Nick Robinson: « Lost Garden »

Nick Robinson, un habitué du Label Discus, expérimente les boucles de guitare depuis plus de vingt ans et son trio expérimental Das Rad trouve des occasions de les entrelacer avec Martin Archer et Steve Dinsdale. Ici, cependant, dans une rare sortie solo, il s’agit de la guitare dans toutes ses manifestations incroyablement variées.

Le nom de l’album provient d’un ancien duo d’ambiance, Lost Garden. La sensation d’être à la dérive dans un jardin de campagne qui n’a pas été visité depuis des années est la clé ici, avec chaque coin, de la clairière ensoleillée au terrain vague rongé par les épines, pris en compte dans le vaste répertoire de sons.

Le choc dépouillé de notes disparates, l’écho et le fuzz, le rugissement de l’overdrive, une houle proggy avec des tonalités et des textures dures et grinçantes. Si c’était un jardin, voici le terrain vague au fond, plein d’orties et de prunelliers, qui tirent les manches et déchirent la peau, mais avec une beauté cachée dans laquelle se cachent de jeunes oiseaux, un refuge pour les insectes. La distorsion est manipulée et malmenée, mais elle peut faire place à une sensation presque espagnole. Des ciels bleus et clairs sont évoqués et c’est le soin que Nick apporte au placement des notes qui permet à l’auditeur de se laisser guider.

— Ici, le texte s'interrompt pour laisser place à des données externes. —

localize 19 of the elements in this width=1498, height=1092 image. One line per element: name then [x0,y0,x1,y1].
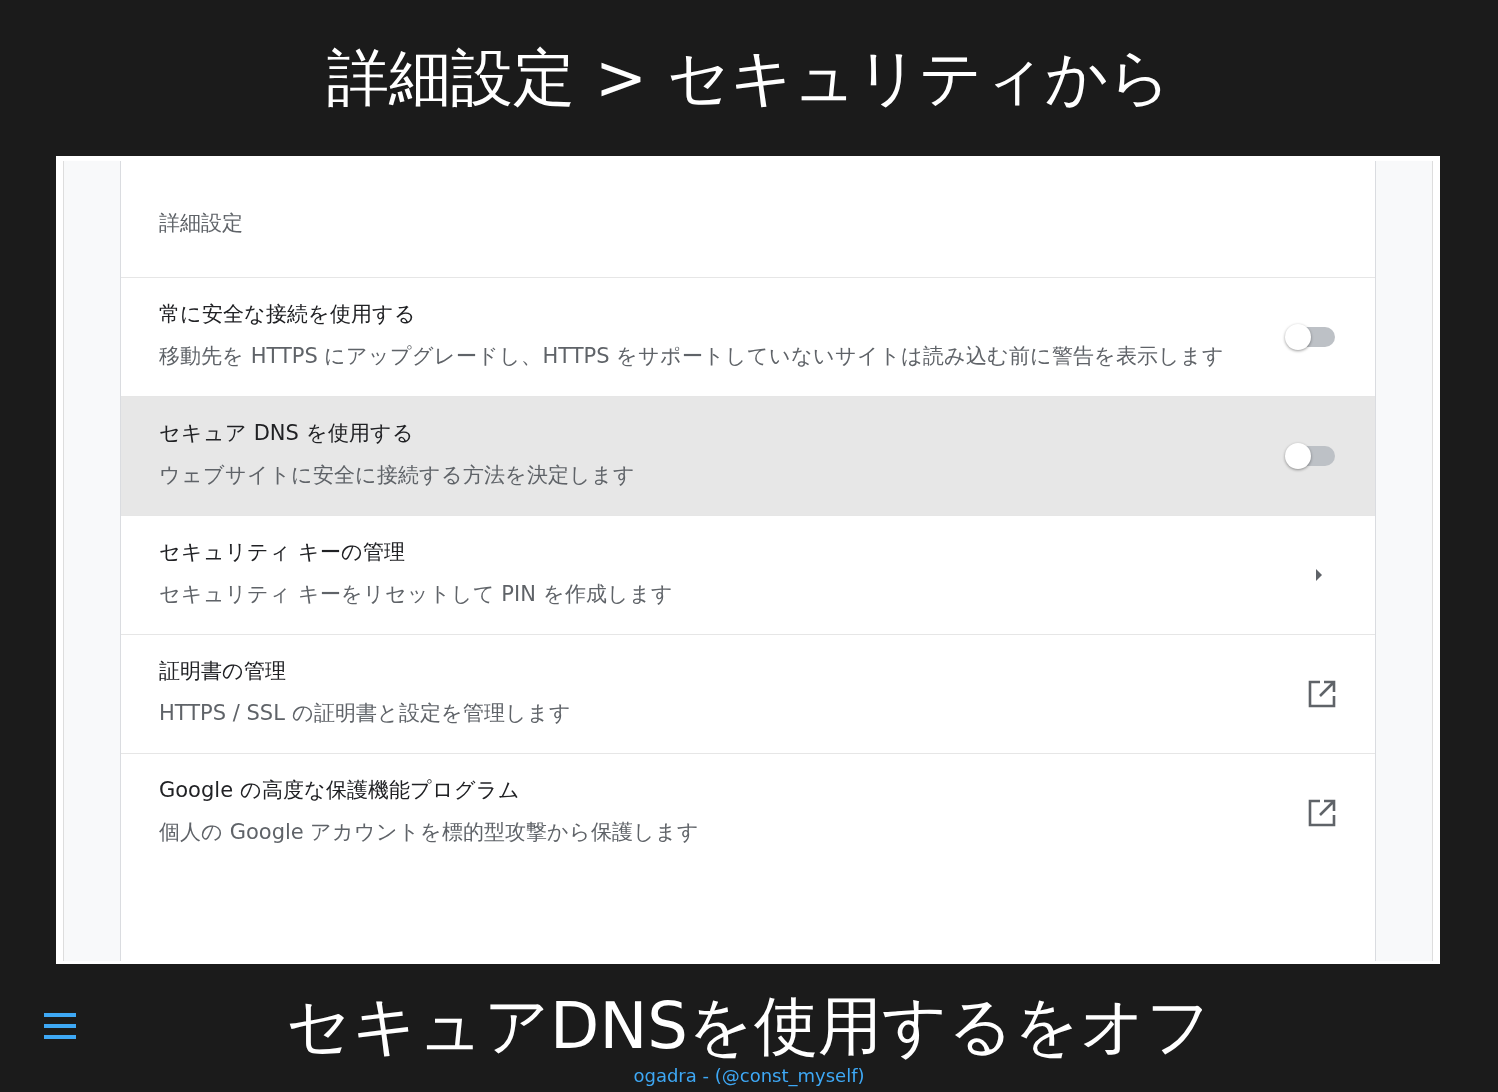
setting-title: Google の高度な保護機能プログラム [159,777,521,804]
setting-row[interactable]: セキュア DNS を使用する ウェブサイトに安全に接続する方法を決定します [121,396,1375,515]
setting-description: 移動先を HTTPS にアップグレードし、HTTPS をサポートしていないサイトは読み込む前に警告を表示します [159,343,1226,370]
chevron-right-icon[interactable] [1315,568,1323,582]
external-link-icon[interactable] [1307,679,1337,709]
setting-description: ウェブサイトに安全に接続する方法を決定します [159,462,636,489]
slide-title: 詳細設定 > セキュリティから [327,40,1171,116]
section-title: 詳細設定 [158,210,244,237]
setting-title: セキュア DNS を使用する [159,420,415,447]
setting-description: HTTPS / SSL の証明書と設定を管理します [159,700,572,727]
setting-description: セキュリティ キーをリセットして PIN を作成します [159,581,674,608]
menu-icon[interactable] [44,1012,76,1040]
setting-title: 証明書の管理 [159,658,287,685]
slide-caption: セキュアDNSを使用するをオフ [286,994,1212,1058]
author-credit: ogadra - (@const_myself) [633,1065,865,1086]
external-link-icon[interactable] [1307,798,1337,828]
setting-title: 常に安全な接続を使用する [159,301,417,328]
setting-title: セキュリティ キーの管理 [159,539,406,566]
setting-description: 個人の Google アカウントを標的型攻撃から保護します [159,819,701,846]
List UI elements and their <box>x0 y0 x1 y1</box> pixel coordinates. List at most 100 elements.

Lost Garden n’est pas un album de guitare virtuose et il n’en est que meilleur. C’est une série complexe et réfléchie de motifs, comme s’il peignait avec la guitare, prenant constamment du recul pour s’assurer que l’effet est bon. La douceur de certaines notes, la juxtaposition d’éléments bouclés à l’envers, tout cela mène toujours plus loin. Il y a du fingerpicking à l’américaine, un sentiment de poursuite le long de chemins de campagne sous des nuages qui s’amoncellent ; et à d’autres moments, nous sommes frappés par l’insistance mélancolique et cyclique. La simplicité et la volonté de laisser les notes pendre, imprégnées d’espace, sont admirables.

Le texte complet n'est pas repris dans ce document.